Выбрался и Сухотин на свежий воздух. Глубоко вздохнул, внимательно посмотрел на горящую в распадке луну, послушал азартный собачий лай и хриплое кукареканье петухов, потопал на месте по молоденькому хрусткому снегу и подумал: " А как разумно устроено все в небесах и на земле. Красота, куда ни посмотришь. Но не вбирает человек в свое сердце небесную и земную красу. Пакостно живет. Собака брешет для дела, а человек зачем же на человека лает?
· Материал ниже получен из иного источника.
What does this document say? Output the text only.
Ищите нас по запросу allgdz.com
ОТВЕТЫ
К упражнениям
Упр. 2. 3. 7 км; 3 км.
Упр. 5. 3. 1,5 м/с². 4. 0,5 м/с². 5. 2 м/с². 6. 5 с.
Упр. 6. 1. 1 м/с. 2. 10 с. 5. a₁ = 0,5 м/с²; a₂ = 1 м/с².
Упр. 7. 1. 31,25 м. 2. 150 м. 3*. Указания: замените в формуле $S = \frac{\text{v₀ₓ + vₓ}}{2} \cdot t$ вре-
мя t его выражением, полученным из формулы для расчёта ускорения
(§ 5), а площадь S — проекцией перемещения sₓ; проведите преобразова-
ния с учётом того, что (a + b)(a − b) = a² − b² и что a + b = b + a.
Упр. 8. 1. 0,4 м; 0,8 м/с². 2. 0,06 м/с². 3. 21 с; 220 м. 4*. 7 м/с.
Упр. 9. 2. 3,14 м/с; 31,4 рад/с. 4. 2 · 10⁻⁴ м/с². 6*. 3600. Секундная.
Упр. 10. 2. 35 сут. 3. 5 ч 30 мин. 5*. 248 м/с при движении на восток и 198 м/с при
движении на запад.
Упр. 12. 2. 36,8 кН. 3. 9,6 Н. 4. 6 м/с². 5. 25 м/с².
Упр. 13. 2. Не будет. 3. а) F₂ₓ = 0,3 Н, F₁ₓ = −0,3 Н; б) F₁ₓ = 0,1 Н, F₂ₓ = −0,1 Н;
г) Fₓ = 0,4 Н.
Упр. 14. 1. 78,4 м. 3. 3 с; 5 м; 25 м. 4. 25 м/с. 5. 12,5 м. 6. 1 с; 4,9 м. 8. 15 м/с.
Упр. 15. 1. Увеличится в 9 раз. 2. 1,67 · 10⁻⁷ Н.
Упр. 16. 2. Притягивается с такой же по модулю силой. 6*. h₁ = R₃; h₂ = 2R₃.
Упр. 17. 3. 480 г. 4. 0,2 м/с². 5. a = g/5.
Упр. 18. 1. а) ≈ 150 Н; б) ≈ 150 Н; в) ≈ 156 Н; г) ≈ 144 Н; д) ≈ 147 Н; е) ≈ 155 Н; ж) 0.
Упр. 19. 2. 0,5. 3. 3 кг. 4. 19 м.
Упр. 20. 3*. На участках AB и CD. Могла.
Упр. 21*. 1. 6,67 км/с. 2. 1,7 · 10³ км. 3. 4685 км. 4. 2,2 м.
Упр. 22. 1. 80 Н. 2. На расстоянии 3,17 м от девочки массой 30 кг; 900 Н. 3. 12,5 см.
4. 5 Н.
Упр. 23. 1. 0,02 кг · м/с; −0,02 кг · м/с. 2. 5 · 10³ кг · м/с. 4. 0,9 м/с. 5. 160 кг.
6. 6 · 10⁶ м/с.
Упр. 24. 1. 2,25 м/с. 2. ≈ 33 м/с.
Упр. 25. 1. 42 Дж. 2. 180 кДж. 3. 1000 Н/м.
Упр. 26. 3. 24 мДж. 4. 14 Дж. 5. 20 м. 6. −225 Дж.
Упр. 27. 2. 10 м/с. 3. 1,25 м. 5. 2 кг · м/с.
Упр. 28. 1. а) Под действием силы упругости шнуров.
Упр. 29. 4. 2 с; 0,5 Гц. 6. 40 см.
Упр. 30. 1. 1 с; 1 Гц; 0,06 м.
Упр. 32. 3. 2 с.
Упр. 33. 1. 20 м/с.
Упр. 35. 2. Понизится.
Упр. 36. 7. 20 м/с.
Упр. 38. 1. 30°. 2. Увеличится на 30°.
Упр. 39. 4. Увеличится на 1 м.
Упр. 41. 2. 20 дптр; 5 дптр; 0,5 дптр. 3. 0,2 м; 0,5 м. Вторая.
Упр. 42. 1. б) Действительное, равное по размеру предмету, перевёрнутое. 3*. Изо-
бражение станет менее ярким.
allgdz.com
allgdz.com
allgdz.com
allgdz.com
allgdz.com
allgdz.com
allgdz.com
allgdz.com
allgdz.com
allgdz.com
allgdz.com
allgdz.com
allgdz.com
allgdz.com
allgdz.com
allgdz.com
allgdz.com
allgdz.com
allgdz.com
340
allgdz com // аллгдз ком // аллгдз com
Жить бы и жить людям в ладу и добре на этой радостной земле, в родимом Новопашенном, ан нет!.. А я хотел, хочу и буду хотеть до скончания дней моих по законам неба и земли жить… потому я и чужак им".
Произнес Иван Степанович слово чужак и стало ему обидно:
– Не правы они, не правы!
Старик скорбно вздохнул и пошел по сумрачной, но просыпающейся деревне к своему дому, к жене. Надо проведать. Как она там? Да и сын Николай, наверное, приехал на выходные, и внук гостит у старухи – соскучился старик по ним, давненько не видел.
7
Иван Степанович увидел блеклый огонек в стайке – видимо, Ольга Федоровна кормила свинью и козу. Ворота оказались на засове, стучать – не дело, можно в такую рань разбудить всех домашних и соседей. Иван Степанович пролез через дыры в заборах, прошел к своему дому огородами и тихонько постучался в стайку.
– Кто там? – тревожно спросила Ольга Федоровна и высунула из-за двери свое маленькое морщинистое, но такое родное и дорогое Ивану Степановичу лицо. – У-у, ты, что ли, Иван? – искренне удивилась она.
– Ага, – ответил старик, протискиваясь в стайку через узкие и обмерзшие понизу двери. – Что, Олюшка, кормишь архаровцев? – спросил он о козе и свинье.
– Ага, – ответила жена, присаживаясь на перевернутое вверх дном ведро и прижмуриваясь на мужа в тусклом свете лампочки, с лета засиженной мухами.